Any positive step towards the appointment of an anti-corruption ombudsman should be welcome, even if it’s taken under the apex court’s diktat.

Published: 06th March 2018 04:00 AM  |   Last Updated: 06th March 2018 02:30 AM   |  A+A-

Any positive step towards the appointment of an anti-corruption ombudsman should be welcome, even if it’s taken under the apex court’s diktat. The Lokpal and Lokayuktas Act, 2013, was the bequest of one of the most striking political events of our times—a popular movement against the all-pervasive corruption in the system, triggered by a CAG report on the “presumptive loss” of `1.76 lakh crore to the nation in the 2G spectrum sale. A watershed moment in Indian democracy, India Against Corruption brought the UPA government to its knees and eventually ensured its exit. While it was on, it even deigned to rival Parliament as the people’s platform. The lack of confidence expressed thus in the system changed the country’s political course.

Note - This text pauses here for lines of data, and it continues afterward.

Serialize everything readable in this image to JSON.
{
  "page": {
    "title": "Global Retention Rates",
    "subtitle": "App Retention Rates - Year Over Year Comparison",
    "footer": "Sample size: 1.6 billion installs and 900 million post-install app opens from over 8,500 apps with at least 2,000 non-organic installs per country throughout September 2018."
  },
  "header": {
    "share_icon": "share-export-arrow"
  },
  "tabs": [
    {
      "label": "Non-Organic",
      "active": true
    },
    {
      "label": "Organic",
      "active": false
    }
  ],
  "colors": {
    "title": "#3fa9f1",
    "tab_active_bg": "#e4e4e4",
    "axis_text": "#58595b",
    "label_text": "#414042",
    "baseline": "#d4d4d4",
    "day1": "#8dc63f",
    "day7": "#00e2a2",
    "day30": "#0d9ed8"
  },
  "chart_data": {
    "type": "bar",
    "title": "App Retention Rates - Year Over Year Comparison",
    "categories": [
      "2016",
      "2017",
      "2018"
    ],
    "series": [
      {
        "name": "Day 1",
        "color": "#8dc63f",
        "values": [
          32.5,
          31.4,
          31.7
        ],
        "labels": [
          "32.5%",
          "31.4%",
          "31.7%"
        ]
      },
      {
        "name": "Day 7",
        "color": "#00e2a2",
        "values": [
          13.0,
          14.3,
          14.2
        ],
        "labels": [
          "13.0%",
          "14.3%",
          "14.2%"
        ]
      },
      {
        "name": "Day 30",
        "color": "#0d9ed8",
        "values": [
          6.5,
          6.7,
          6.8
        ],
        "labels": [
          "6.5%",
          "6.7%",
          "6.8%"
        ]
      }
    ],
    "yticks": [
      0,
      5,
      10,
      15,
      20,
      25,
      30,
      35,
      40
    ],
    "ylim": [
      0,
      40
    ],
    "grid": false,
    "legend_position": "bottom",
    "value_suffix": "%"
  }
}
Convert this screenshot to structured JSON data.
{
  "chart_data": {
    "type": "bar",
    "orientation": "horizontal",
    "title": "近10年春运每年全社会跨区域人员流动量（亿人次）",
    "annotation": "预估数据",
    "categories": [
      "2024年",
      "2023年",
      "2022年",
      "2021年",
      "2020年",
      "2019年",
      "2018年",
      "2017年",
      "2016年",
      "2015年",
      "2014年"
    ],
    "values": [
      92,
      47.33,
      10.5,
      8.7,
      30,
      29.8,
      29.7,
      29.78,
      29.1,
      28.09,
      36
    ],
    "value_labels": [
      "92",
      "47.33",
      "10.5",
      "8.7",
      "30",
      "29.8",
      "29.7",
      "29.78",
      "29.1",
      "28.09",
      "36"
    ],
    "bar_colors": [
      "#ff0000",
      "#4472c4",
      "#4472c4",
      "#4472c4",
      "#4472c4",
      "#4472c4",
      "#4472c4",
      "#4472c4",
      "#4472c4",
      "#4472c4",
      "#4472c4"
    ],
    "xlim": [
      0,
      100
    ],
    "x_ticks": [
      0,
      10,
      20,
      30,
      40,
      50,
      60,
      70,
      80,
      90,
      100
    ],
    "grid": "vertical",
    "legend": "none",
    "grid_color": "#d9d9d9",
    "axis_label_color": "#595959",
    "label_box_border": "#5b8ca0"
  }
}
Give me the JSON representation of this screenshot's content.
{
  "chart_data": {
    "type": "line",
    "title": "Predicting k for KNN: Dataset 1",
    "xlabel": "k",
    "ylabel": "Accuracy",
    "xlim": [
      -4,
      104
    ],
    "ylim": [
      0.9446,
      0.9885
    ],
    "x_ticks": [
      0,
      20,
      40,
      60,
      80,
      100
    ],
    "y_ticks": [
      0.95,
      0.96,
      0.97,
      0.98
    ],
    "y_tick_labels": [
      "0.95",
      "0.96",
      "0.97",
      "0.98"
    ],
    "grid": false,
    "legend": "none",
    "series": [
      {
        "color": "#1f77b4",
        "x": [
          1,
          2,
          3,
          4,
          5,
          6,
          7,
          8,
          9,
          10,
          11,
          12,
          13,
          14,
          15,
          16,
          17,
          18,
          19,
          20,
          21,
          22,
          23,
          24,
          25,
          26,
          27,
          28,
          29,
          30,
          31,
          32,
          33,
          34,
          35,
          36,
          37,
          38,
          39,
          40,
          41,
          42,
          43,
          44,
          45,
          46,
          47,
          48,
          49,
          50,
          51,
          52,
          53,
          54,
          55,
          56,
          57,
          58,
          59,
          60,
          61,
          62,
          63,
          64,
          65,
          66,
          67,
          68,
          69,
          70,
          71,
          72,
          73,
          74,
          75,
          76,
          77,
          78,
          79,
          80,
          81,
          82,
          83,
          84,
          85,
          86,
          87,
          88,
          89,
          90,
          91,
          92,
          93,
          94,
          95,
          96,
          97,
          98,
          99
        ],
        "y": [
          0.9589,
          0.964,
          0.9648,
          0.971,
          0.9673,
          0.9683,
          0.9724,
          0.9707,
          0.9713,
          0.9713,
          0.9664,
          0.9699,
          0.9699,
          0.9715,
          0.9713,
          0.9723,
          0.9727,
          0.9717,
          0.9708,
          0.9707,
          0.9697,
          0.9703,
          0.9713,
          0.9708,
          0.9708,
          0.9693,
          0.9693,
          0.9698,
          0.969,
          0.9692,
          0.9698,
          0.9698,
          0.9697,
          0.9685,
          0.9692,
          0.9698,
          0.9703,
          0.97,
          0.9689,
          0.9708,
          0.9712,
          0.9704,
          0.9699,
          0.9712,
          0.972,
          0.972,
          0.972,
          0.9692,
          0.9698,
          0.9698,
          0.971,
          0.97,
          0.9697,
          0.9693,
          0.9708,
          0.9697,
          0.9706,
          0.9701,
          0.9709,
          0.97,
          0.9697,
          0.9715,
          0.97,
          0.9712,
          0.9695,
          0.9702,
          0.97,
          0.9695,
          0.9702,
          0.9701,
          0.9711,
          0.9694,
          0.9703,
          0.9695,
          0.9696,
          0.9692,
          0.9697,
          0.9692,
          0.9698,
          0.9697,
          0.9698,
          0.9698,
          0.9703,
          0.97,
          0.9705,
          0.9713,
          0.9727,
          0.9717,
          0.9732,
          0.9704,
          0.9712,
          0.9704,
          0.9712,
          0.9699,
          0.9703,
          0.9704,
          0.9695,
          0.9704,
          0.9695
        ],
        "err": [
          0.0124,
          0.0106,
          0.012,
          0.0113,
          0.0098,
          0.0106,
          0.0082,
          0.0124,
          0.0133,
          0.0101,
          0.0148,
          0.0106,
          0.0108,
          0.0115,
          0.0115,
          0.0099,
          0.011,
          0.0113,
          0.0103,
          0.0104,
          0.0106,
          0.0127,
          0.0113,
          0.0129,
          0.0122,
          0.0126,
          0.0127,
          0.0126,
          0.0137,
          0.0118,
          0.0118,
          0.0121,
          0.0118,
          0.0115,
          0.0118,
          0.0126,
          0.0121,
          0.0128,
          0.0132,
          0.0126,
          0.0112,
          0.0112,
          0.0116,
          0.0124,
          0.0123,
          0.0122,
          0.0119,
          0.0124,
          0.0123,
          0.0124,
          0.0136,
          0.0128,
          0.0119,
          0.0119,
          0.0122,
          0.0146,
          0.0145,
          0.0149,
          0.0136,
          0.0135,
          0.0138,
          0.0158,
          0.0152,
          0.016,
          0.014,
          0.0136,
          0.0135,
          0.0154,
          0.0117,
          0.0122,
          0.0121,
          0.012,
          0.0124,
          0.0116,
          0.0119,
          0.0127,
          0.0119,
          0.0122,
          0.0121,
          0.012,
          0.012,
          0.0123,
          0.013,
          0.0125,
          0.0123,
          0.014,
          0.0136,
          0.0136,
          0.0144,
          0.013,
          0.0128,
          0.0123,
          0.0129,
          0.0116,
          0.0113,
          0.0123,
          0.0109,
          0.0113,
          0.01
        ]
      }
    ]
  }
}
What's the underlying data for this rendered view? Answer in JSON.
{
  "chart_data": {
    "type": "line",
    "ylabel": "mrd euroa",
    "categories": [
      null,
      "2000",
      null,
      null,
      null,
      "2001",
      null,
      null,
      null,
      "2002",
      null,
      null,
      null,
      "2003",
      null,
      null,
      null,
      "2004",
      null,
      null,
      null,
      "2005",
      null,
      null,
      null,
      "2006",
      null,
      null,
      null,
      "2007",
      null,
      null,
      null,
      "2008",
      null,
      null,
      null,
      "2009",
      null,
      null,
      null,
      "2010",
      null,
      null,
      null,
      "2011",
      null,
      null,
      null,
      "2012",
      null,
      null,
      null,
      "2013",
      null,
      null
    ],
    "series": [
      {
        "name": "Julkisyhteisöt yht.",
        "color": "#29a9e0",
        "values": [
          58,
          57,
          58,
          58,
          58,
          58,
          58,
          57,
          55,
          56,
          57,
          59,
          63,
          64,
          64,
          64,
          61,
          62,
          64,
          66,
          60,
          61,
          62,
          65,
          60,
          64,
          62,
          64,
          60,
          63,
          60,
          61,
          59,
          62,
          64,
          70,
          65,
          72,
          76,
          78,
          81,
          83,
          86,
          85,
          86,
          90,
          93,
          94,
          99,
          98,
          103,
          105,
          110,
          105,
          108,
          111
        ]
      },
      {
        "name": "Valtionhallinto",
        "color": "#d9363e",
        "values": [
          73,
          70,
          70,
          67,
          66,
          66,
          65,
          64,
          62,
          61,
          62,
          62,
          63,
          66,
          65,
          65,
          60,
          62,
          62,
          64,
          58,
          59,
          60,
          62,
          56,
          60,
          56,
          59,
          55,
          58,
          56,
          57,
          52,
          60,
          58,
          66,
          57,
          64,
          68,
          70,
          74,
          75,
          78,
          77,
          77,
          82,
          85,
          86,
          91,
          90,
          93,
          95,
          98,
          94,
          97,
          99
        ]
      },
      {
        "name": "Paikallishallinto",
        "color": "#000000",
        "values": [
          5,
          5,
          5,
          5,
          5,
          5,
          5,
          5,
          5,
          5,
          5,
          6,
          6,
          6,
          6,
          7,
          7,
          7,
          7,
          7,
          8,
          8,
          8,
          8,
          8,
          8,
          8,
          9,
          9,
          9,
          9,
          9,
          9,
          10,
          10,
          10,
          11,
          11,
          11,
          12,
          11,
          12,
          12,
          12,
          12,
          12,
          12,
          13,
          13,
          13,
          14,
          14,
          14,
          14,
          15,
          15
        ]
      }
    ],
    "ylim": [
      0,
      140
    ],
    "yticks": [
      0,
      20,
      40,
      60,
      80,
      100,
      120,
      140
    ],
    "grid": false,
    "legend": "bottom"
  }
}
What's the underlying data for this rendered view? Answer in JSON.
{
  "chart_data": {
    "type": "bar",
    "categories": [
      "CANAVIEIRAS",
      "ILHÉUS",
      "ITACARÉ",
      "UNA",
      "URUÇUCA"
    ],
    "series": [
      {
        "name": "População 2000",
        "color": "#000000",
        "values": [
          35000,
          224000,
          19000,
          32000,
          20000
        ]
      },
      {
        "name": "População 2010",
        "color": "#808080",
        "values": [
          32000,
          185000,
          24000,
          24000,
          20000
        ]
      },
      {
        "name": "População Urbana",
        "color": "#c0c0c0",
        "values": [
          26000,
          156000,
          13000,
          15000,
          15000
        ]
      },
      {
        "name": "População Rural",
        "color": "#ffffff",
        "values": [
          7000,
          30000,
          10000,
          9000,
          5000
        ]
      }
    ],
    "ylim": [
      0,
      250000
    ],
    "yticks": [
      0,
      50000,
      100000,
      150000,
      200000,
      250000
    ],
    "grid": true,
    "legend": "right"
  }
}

Ironically, the movement’s political outcome has itself come in the way of India getting its first Lokpal. Since much leaves to be desired vis-a-vis existing regulatory mechanisms, as the banking scam shows, the Lokpal may serve as a redressal mechanism, if not an outright deterrent, thus making the system a little more accountable. This being the context, the government’s moves appear somewhat half-hearted. The BJP can’t be blamed for wanting to rub in the point that the Congress does not make the cut to take the slot of Opposition leader. But it has accommodated and consulted Mallikarjun Kharge, as the leader of the largest opposition party. It should make that formal, turning him into a full member of the selection panel. It’s imperative that the Opposition too has its say in the selection process—only that can make it truly credible. Besides, a functioning Lokpal may bring relief to the people.

If the Centre wants to take the fight against corruption to the next level, it should proceed apace in the right direction and not wait for the courts to again point out that keeping the Opposition in the neither-here-nor-there category of ‘special invitee’ is not acceptable. Parliament is in session and an amendment would not be difficult to pass. The Opposition too should drop politics and back such a move.